Having found my stroke, I settled into the rhythm of freestyle. I took a wide line around the swimmers, aiming for a point to the right of the first left turn buoy. I was breathing every second pull, and on my left, which was weird. Jeff had remarked that breathing on the left was an advantage when the buoys are always on your left, so maybe I incorporated that idea.
I would occasionally see a swimmer on my left, but never for long. I'm not so sure that I was swimming terribly straight, but I was moving. Time slipped by almost without notice. One buoy before the first turn, I passed my first blue swim cap. I'd made up the 4 minute stagger on somoene.

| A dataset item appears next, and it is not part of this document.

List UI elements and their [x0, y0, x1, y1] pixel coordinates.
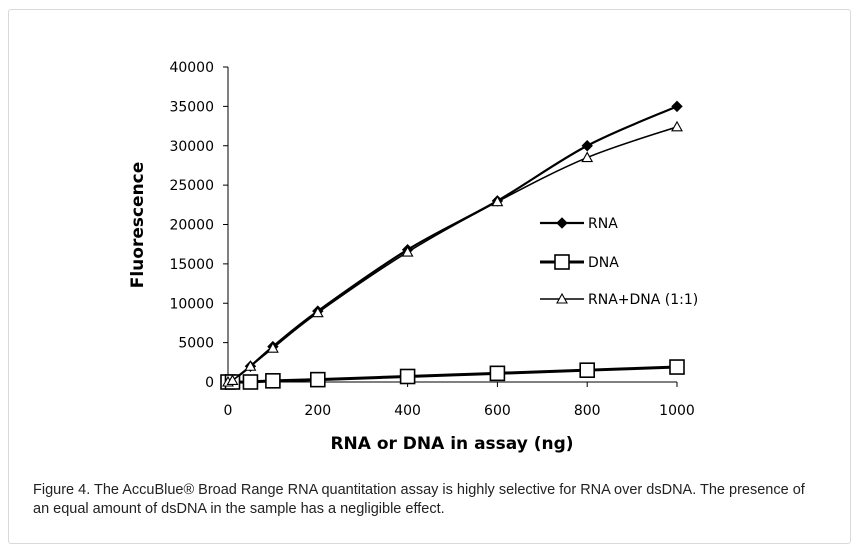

Around the turn, and I noticed that the water was pushing me towards shore. Maybe we'd been swimming into the wind, and the home trip would be easier? Some wheel in the back of my mind told me to go steady on this phase, then pick up the pace after the second turn, on the run back to the beach. I had to mentally preempt this idea, reminding myself that I wasn't here to race, no matter how small the swim was in the grand scheme of the day.

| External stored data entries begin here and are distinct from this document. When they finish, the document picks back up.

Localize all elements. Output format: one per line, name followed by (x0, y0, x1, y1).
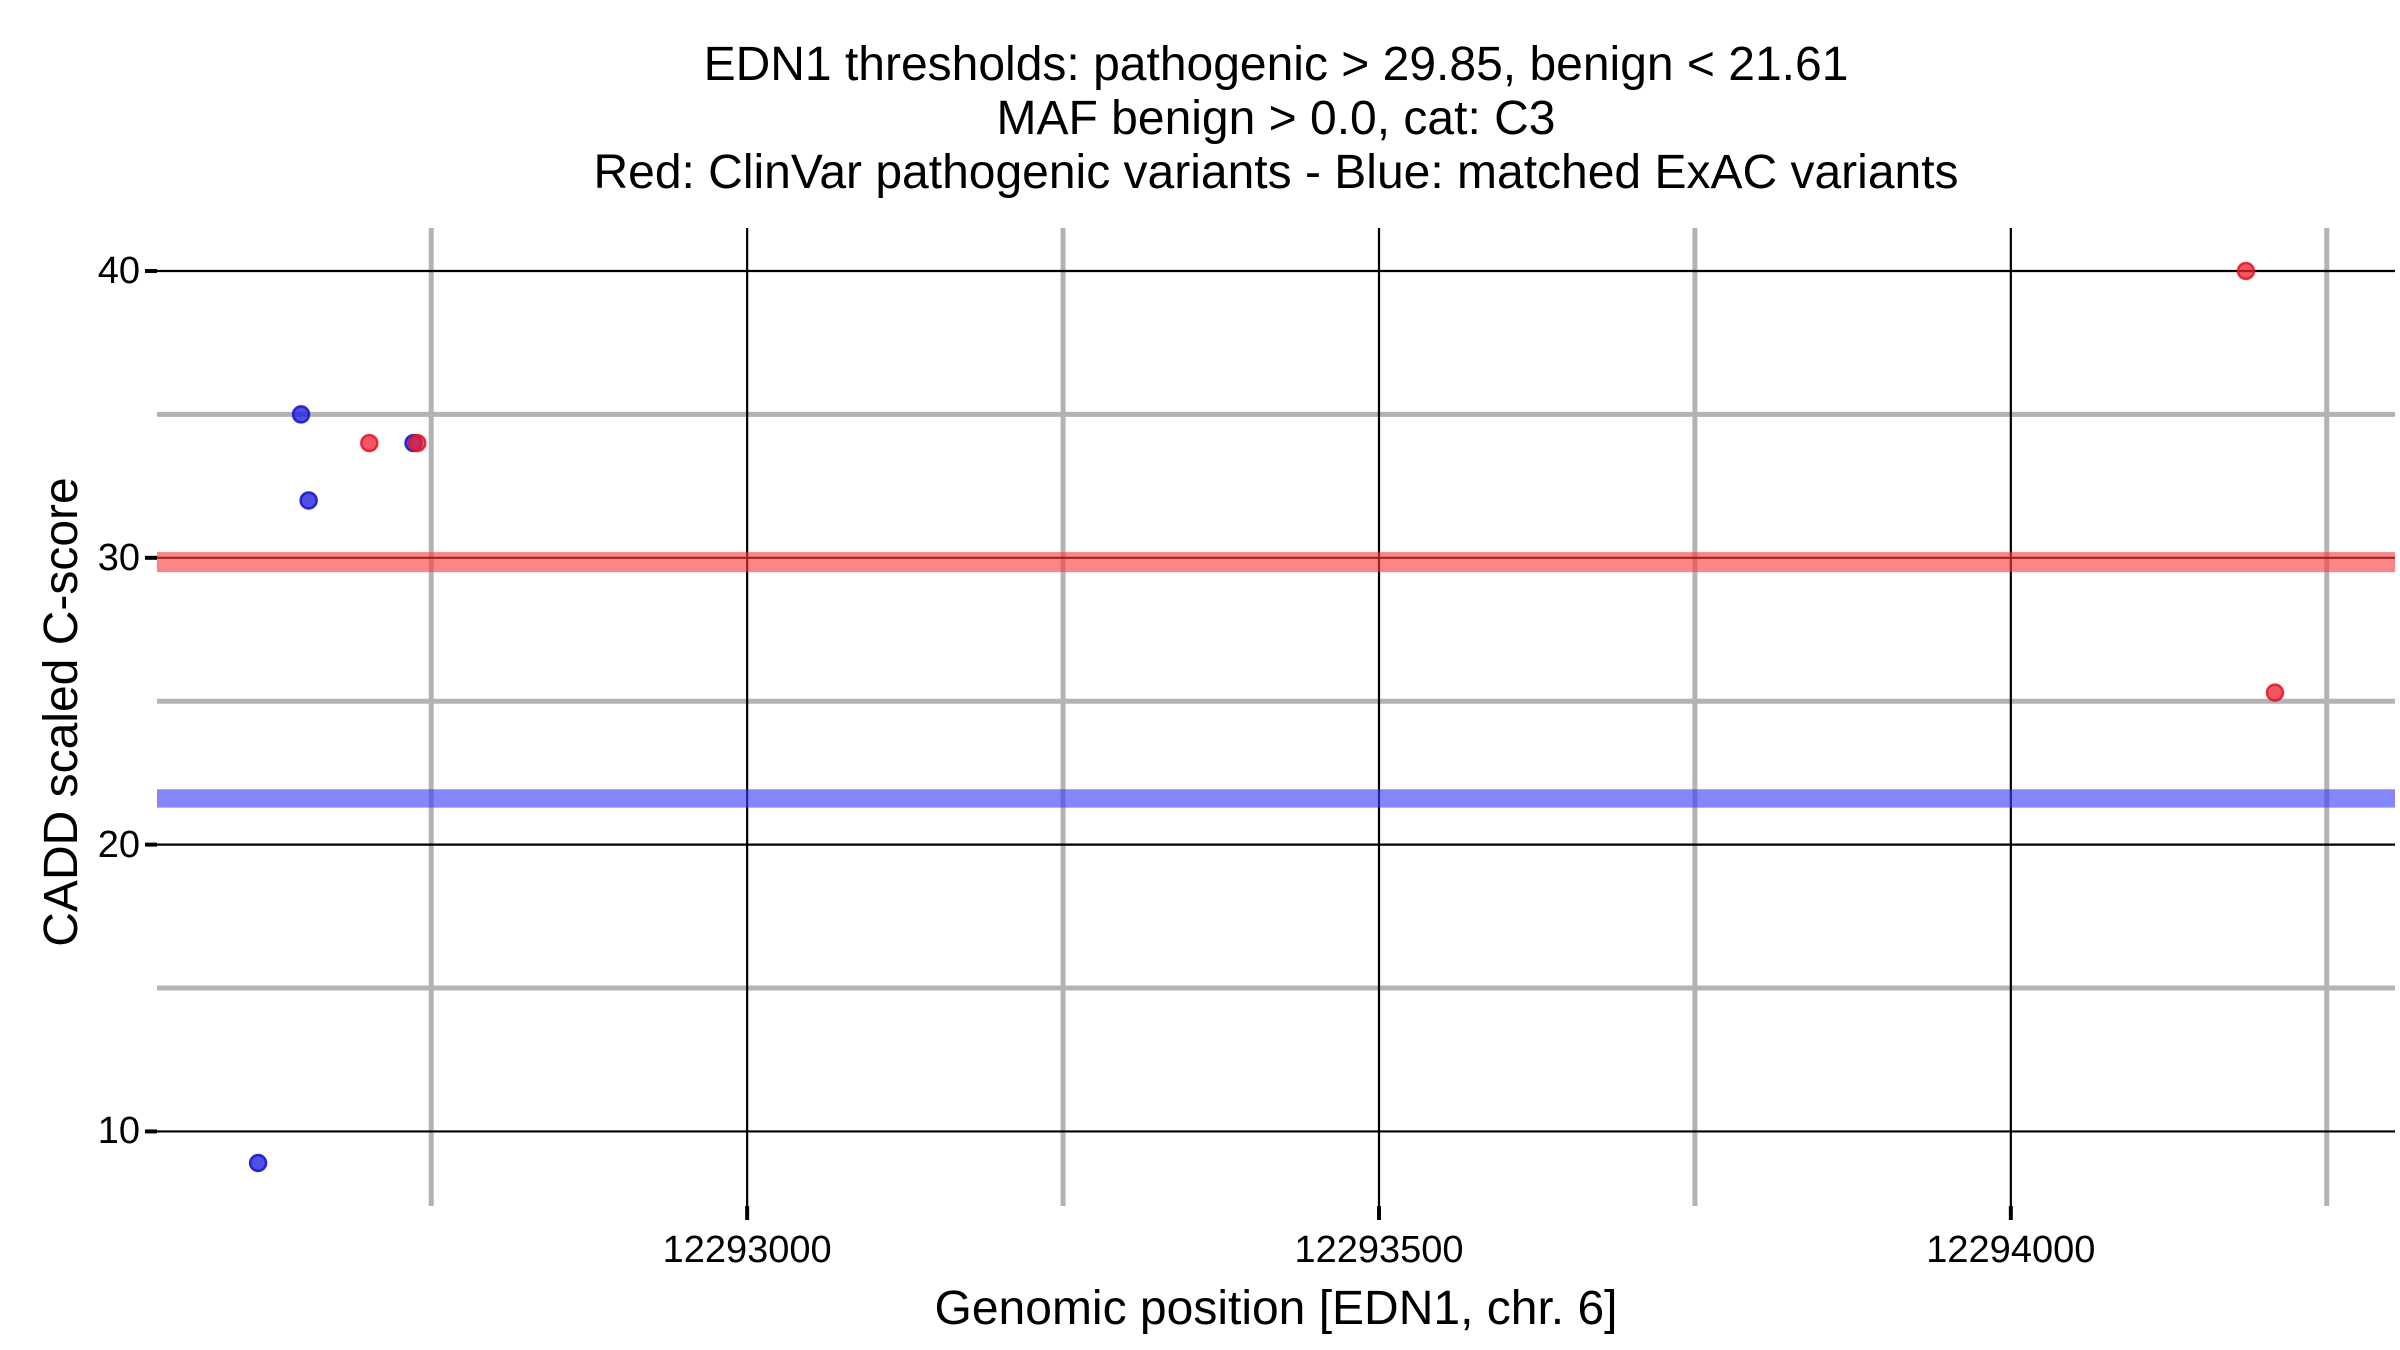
data-point-red (2265, 683, 2285, 702)
x-axis-title: Genomic position [EDN1, chr. 6] (934, 1282, 1618, 1335)
y-tick-label: 20 (97, 823, 140, 866)
data-point-blue (291, 405, 311, 424)
data-point-red (2236, 261, 2256, 281)
x-tick-label: 12293500 (1294, 1229, 1464, 1271)
y-tick-label: 10 (97, 1110, 140, 1153)
data-point-blue (299, 491, 318, 510)
plot-title-line-3: Red: ClinVar pathogenic variants - Blue:… (593, 146, 1959, 199)
pathogenic-threshold-band (157, 552, 2395, 573)
plot-title: EDN1 thresholds: pathogenic > 29.85, ben… (157, 38, 2395, 200)
x-tick-label: 12293000 (662, 1229, 832, 1271)
plot-title-line-2: MAF benign > 0.0, cat: C3 (996, 92, 1556, 145)
benign-threshold-band (157, 789, 2395, 808)
y-tick-label: 30 (97, 536, 140, 579)
x-tick-label: 12294000 (1926, 1229, 2096, 1271)
data-point-blue (248, 1153, 268, 1173)
y-tick-label: 40 (97, 250, 140, 293)
data-point-red (360, 433, 379, 453)
data-point-red (408, 433, 427, 453)
plot-title-line-1: EDN1 thresholds: pathogenic > 29.85, ben… (703, 38, 1849, 91)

I actually made the second turn surprisingly close to the buoy, as there was nobody there. I got behind a pair of feet or two, but at this point anyone that close to me had to be slower than me, given my start (I never saw any swim cap beyond dark blue and light green, so I don't think anyone from a later start caught me.) At one point, I came in too close to the buoys, and got behind three swimmers abreast. Yuck. I kicked it out wide and went on my way.
Suddenly, I could see the bottom. I watched the rocks go by, and tried to at least use them to stay straight. I saw lone fish, who scurried off, annoyed by my presence.

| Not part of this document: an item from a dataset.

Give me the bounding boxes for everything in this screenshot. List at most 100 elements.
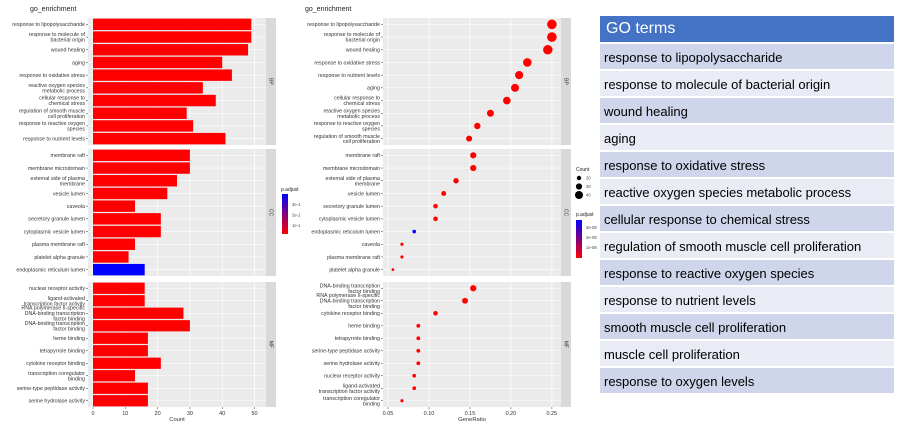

I pondered doing some butterfly close to shore, to try to get a laugh from the people on shore. Beyond it being a bad idea for injury reasons (I'm not THAT coordinated), the rhythm of freestyle was so ingrained in me by that point that I knew I'd have a tough time switching up.
Suddenly, it was too shallow to swim.
As everyone else ran across the mats and into T1, I strolled leisurely along. I may have been coming out of the water with the big boys, but I truly was a minnow. I needed to stick to my pre-race strategy, and take my time in the transition.